Perth teen facing 2nd heart transplant

Perth teen facing 2nd heart transplant

Adrianna Foster is a bright, friendly teenager who loves hanging out with friends, posting on social media and volunteering at a seniors home.

The 19-year-old from Perth, Ont., also has a severely damaged heart, and is in desperate need of a new one. Again.

Foster has spent most of the past seven weeks in the intensive care unit at the University of Ottawa Heart Institute, where she's waiting to be put on a list for another transplant.

"It's not really a normal thing to be 19 and be told you have heart failure, that you're going to need another heart," she said from her hospital room.

Foster was born a very sick baby, diagnosed with pulmonary atresia, a defect of the valve that controls blood flow from the lower right chamber of the heart to the lungs. She was just two days old when she underwent her first heart surgery. Her second came nine days later.

At two-and-a-half Foster received a new heart, and she grew into a cheerful teenager. Her condition required continuous medication and sporadic trips to the hospital. Her surgeries turned her into a "human pin cushion," she smiles, but she was always grateful for the organ donation that gave her a second chance at life.

Now she needs a third.

"Organ donation is extremely important, and I don't think enough people know about it," Foster said with the wisdom of someone older.

"Everyone should be really grateful for everything in their life. I took for granted when I was well, being able to go to work, go to school, and have a life with my friends... but you don't know how important those things are to you until it's taken away from you."
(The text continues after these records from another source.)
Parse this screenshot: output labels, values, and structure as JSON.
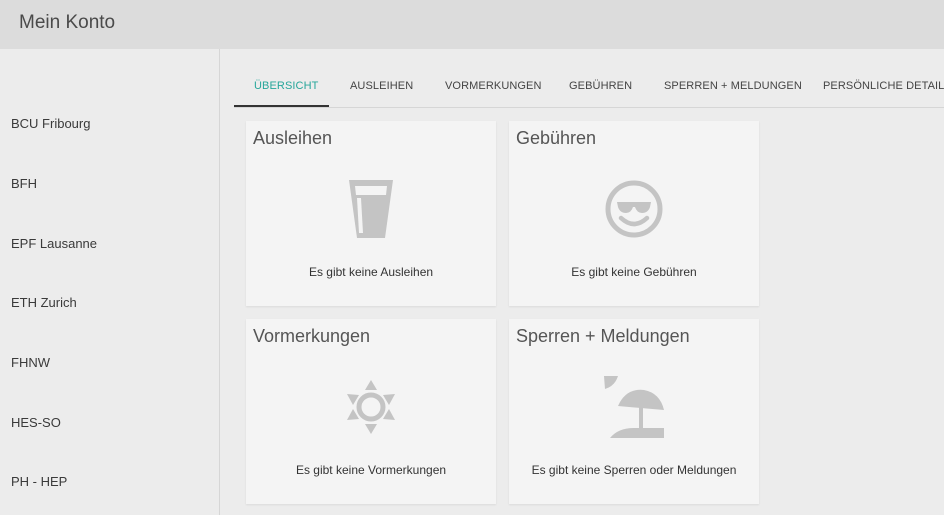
{
  "header": {
    "title": "Mein Konto"
  },
  "sidebar": {
    "items": [
      {
        "label": "BCU Fribourg"
      },
      {
        "label": "BFH"
      },
      {
        "label": "EPF Lausanne"
      },
      {
        "label": "ETH Zurich"
      },
      {
        "label": "FHNW"
      },
      {
        "label": "HES-SO"
      },
      {
        "label": "PH - HEP"
      }
    ]
  },
  "tabs": [
    {
      "label": "ÜBERSICHT",
      "active": true
    },
    {
      "label": "AUSLEIHEN"
    },
    {
      "label": "VORMERKUNGEN"
    },
    {
      "label": "GEBÜHREN"
    },
    {
      "label": "SPERREN + MELDUNGEN"
    },
    {
      "label": "PERSÖNLICHE DETAILS"
    }
  ],
  "cards": [
    {
      "title": "Ausleihen",
      "text": "Es gibt keine Ausleihen",
      "icon": "glass-icon"
    },
    {
      "title": "Gebühren",
      "text": "Es gibt keine Gebühren",
      "icon": "sunglasses-smiley-icon"
    },
    {
      "title": "Vormerkungen",
      "text": "Es gibt keine Vormerkungen",
      "icon": "sun-icon"
    },
    {
      "title": "Sperren + Meldungen",
      "text": "Es gibt keine Sperren oder Meldungen",
      "icon": "beach-umbrella-icon"
    }
  ],
  "colors": {
    "accent": "#26a69a",
    "header_bg": "#dcdcdc",
    "page_bg": "#ececec",
    "card_bg": "#f4f4f4",
    "icon": "#c4c4c4"
  }
}
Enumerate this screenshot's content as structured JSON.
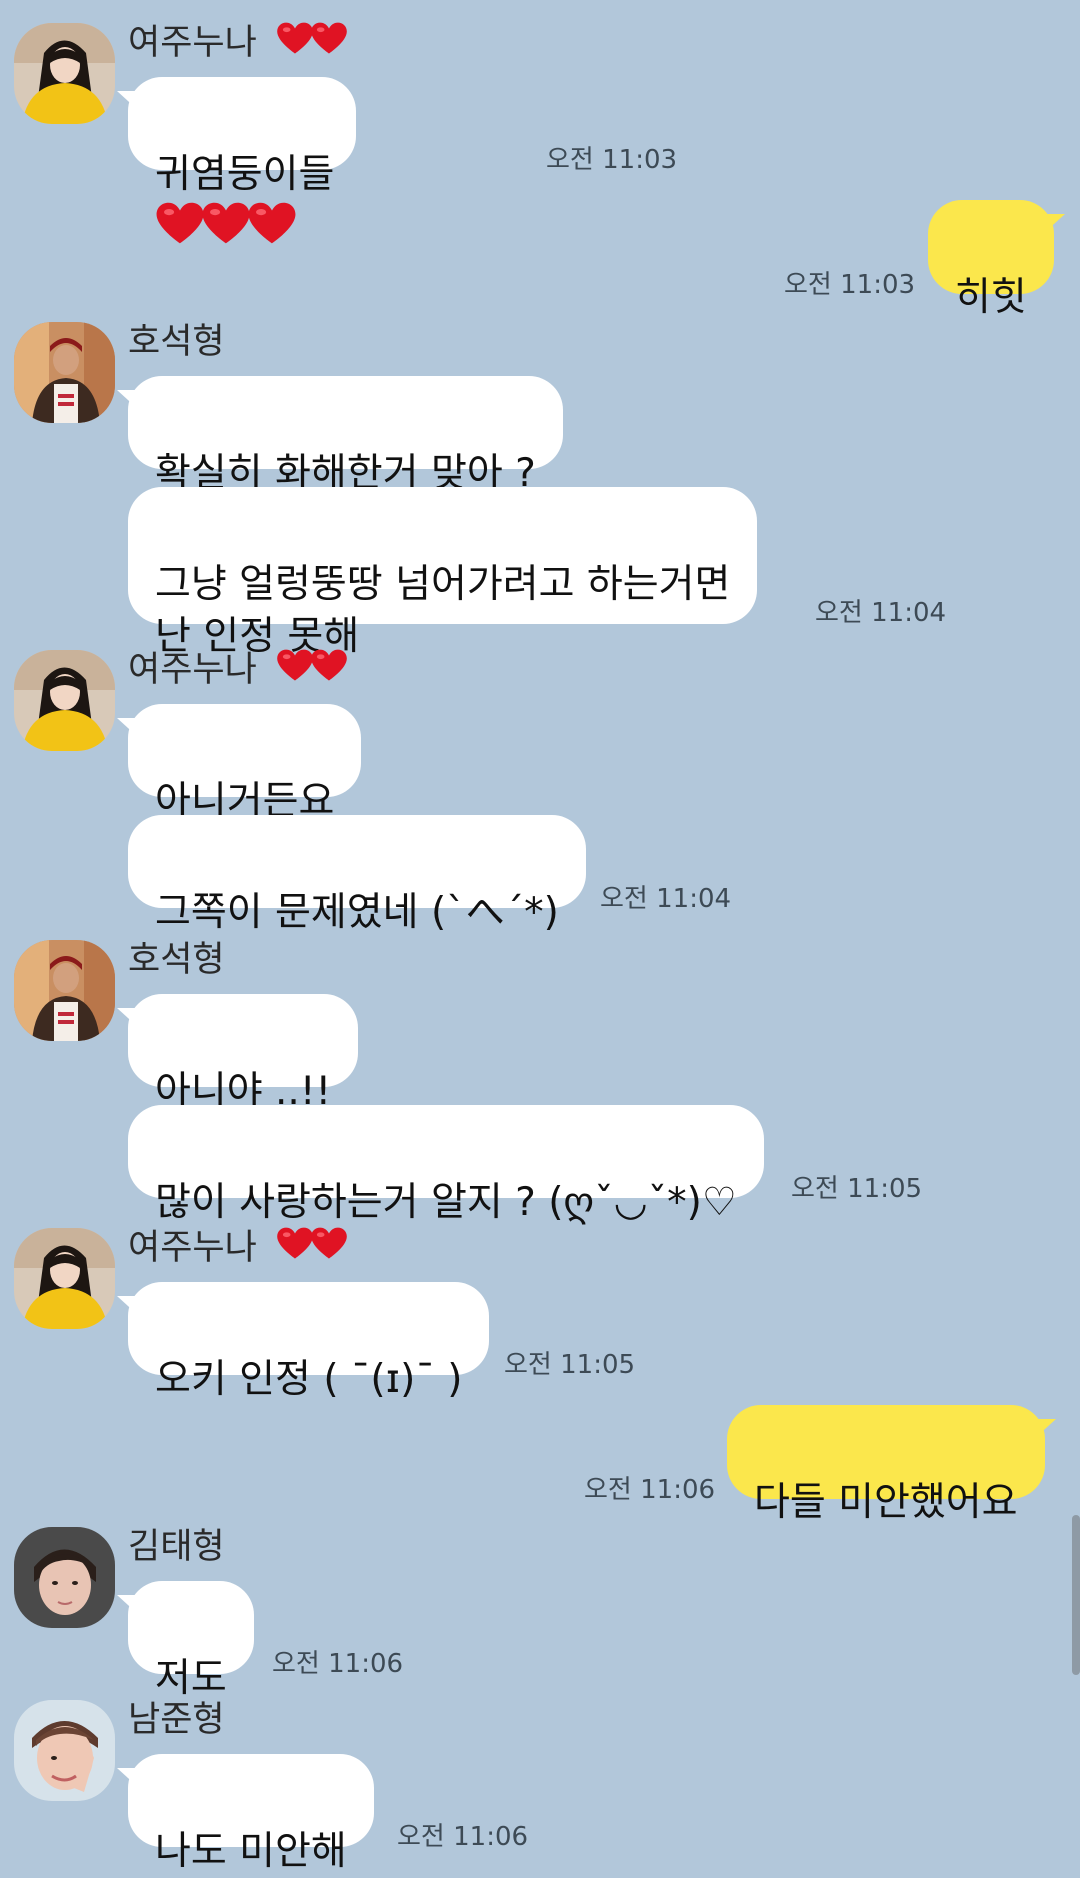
{
  "colors": {
    "background": "#b2c7da",
    "bubble_incoming": "#ffffff",
    "bubble_outgoing": "#fbe74c",
    "heart": "#e01323"
  },
  "messages": {
    "m1": {
      "sender": "여주누나",
      "text": "귀염둥이들",
      "time": "오전 11:03"
    },
    "m2": {
      "text": "히힛",
      "time": "오전 11:03"
    },
    "m3": {
      "sender": "호석형",
      "text1": "확실히 화해한거 맞아 ?",
      "text2": "그냥 얼렁뚱땅 넘어가려고 하는거면\n난 인정 못해",
      "time": "오전 11:04"
    },
    "m4": {
      "sender": "여주누나",
      "text1": "아니거든요",
      "text2": "그쪽이 문제였네 (`へ´*)",
      "time": "오전 11:04"
    },
    "m5": {
      "sender": "호석형",
      "text1": "아니야 ..!!",
      "text2": "많이 사랑하는거 알지 ? (ღˇ◡ˇ*)♡",
      "time": "오전 11:05"
    },
    "m6": {
      "sender": "여주누나",
      "text": "오키 인정 ( ¯(ɪ)¯ )",
      "time": "오전 11:05"
    },
    "m7": {
      "text": "다들 미안했어요",
      "time": "오전 11:06"
    },
    "m8": {
      "sender": "김태형",
      "text": "저도",
      "time": "오전 11:06"
    },
    "m9": {
      "sender": "남준형",
      "text": "나도 미안해",
      "time": "오전 11:06"
    }
  },
  "icons": {
    "heart": "heart-icon",
    "avatar": "profile-avatar"
  }
}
Her mom Arlene Foster sleeps on a thin mattress on the hospital room floor. She's been by her daughter's side through every moment of her latest ordeal.

"It's hard seeing your child lie with tubes going in her mouth and the [pump] in her leg. She couldn't move for a week. All the pumps, 14 pumps. It's your worst nightmare."

Like her daughter, Foster was grateful for the gift of the heart that allowed Adrianna to grow up, and is confident the teenager will be strong enough for a transplant, both mentally and physically, when the time comes.

"She's had the odds stacked against her right from the get-go."

Adrianna's doctors are coming up with a plan for her next surgery before placing her on the transplant list for another heart. The number of operations she's had over the course of her short life complicates matters.

Adrianna hopes her condition will improve enough to let her to go home for a while while she awaits a new heart. She misses her friends, and the normal teenage life she's had to put on hold.

"Even when I was off the breathing machine, my hands were so weak.... It was a while before I could even text anybody."